To fully understand the meaning of these results, it is helpful to consider individual cases. Subject 87, a young woman presenting with severe fatigue and new sensory and ocular symptoms, had an MS diagnosis confirmed after OCB testing showing matched bands, with many T2 bright, flair-positive lesions on MRI. Our analysis showed AI > 1.0 against Akkermansia and Atopobium, and > 2.0 against Lactobacillus and Bacteroides. That is, measured IgG antibody levels (EI) against these bacterial lysates were higher than expected based on serum antibody levels (EI). Her normal albumin index value (4.3) indicated a relatively intact BBB. This suggests that Bacteroides and Lactobacillus exposure are responsible for at least part of the inflammatory response in her brain, leading to demyelination and MS. Subject 101 is a man who developed GBS, then chronic inflammatory demyelinating polyradiculoneuropathy (CIDP), soon after a documented episode of Campylobacter gastroenteritis. Campylobacter is believed to cause 30–40% of GBS cases [32,33,34]. Interestingly, his CSF AI against Campylobacter many months later was not elevated (0.77), while mild elevations were seen against Leptotrichia and Staphylococcus. This suggests decay in the antibody response to Campylobacter over the year since the onset of his neurologic symptoms, perhaps due to intensive treatment with multiple plasma exchanges. Subject 105, a man with longstanding MS, was relatively functional until he was admitted for debilitating transverse myelitis associated with zoster (shingles). Our study did not include viral antigens due to the lack of enrichment of zoster sequences in our prior study and due to technical issues as explained above. Comparing CSF and serum anti-varicella zoster virus IgG antibodies would have been interesting, but zoster is a known complication of his DMT and likely not the original microbial cause of his MS. AI against 9 of 20 bacterial lysates was elevated, supporting the hypothesis that his original underlying MS, but not subsequent transverse myelitis, was related to some or all of these bacterial genera.

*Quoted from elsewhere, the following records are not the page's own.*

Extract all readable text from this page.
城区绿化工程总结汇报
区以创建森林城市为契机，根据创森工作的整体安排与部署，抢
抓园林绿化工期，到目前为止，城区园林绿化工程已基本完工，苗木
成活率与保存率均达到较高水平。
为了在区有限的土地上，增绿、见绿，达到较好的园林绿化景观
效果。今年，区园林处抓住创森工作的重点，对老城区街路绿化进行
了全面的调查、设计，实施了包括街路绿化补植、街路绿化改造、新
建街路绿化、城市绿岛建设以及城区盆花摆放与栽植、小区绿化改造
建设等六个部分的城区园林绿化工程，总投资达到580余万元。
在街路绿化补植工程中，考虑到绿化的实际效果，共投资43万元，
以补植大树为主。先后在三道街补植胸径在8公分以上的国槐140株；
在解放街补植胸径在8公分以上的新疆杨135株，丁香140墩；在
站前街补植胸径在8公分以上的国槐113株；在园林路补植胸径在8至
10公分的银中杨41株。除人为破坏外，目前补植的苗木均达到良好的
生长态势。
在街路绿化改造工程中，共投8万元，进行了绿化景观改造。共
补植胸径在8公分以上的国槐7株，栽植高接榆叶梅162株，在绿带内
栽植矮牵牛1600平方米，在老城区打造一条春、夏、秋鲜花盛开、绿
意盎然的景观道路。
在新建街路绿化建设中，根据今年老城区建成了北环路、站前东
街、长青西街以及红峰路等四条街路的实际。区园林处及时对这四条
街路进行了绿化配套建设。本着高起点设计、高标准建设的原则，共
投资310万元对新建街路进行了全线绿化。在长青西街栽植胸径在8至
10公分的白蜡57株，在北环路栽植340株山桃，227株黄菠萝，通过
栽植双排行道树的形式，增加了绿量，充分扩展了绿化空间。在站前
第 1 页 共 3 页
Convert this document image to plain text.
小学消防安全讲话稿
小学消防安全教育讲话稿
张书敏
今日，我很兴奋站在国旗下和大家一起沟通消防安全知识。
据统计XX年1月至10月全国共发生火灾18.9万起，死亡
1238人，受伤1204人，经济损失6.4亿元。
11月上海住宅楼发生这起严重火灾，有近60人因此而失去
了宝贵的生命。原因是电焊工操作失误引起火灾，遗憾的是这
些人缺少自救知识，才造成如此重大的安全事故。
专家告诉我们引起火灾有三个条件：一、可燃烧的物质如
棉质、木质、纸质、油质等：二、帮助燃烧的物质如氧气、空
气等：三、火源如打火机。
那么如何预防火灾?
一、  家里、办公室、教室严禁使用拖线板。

The origin of OCB in MS has been elusive, despite years of investigation [3]. Research has shown that OCBs in CSF are antibodies that may be directed against a limited number of patient-specific self-antigens [35, 36]. We did not directly investigate OCB in this study, but we could compare clinical OCB determinations to our bacterial ELISA assays. Interestingly, the four DD subjects who had elevated AI against Bacteroides and Lactobacillus appeared to have relatively specific responses to these bacterial lysates and, in some cases, a few others (e.g., Alistipes). Our hypothesis is that the intrathecal antibody responses in MS are first directed against microbial pathogens, some of which cross-react with self-antigens, leading to tissue damage and subsequent demyelination.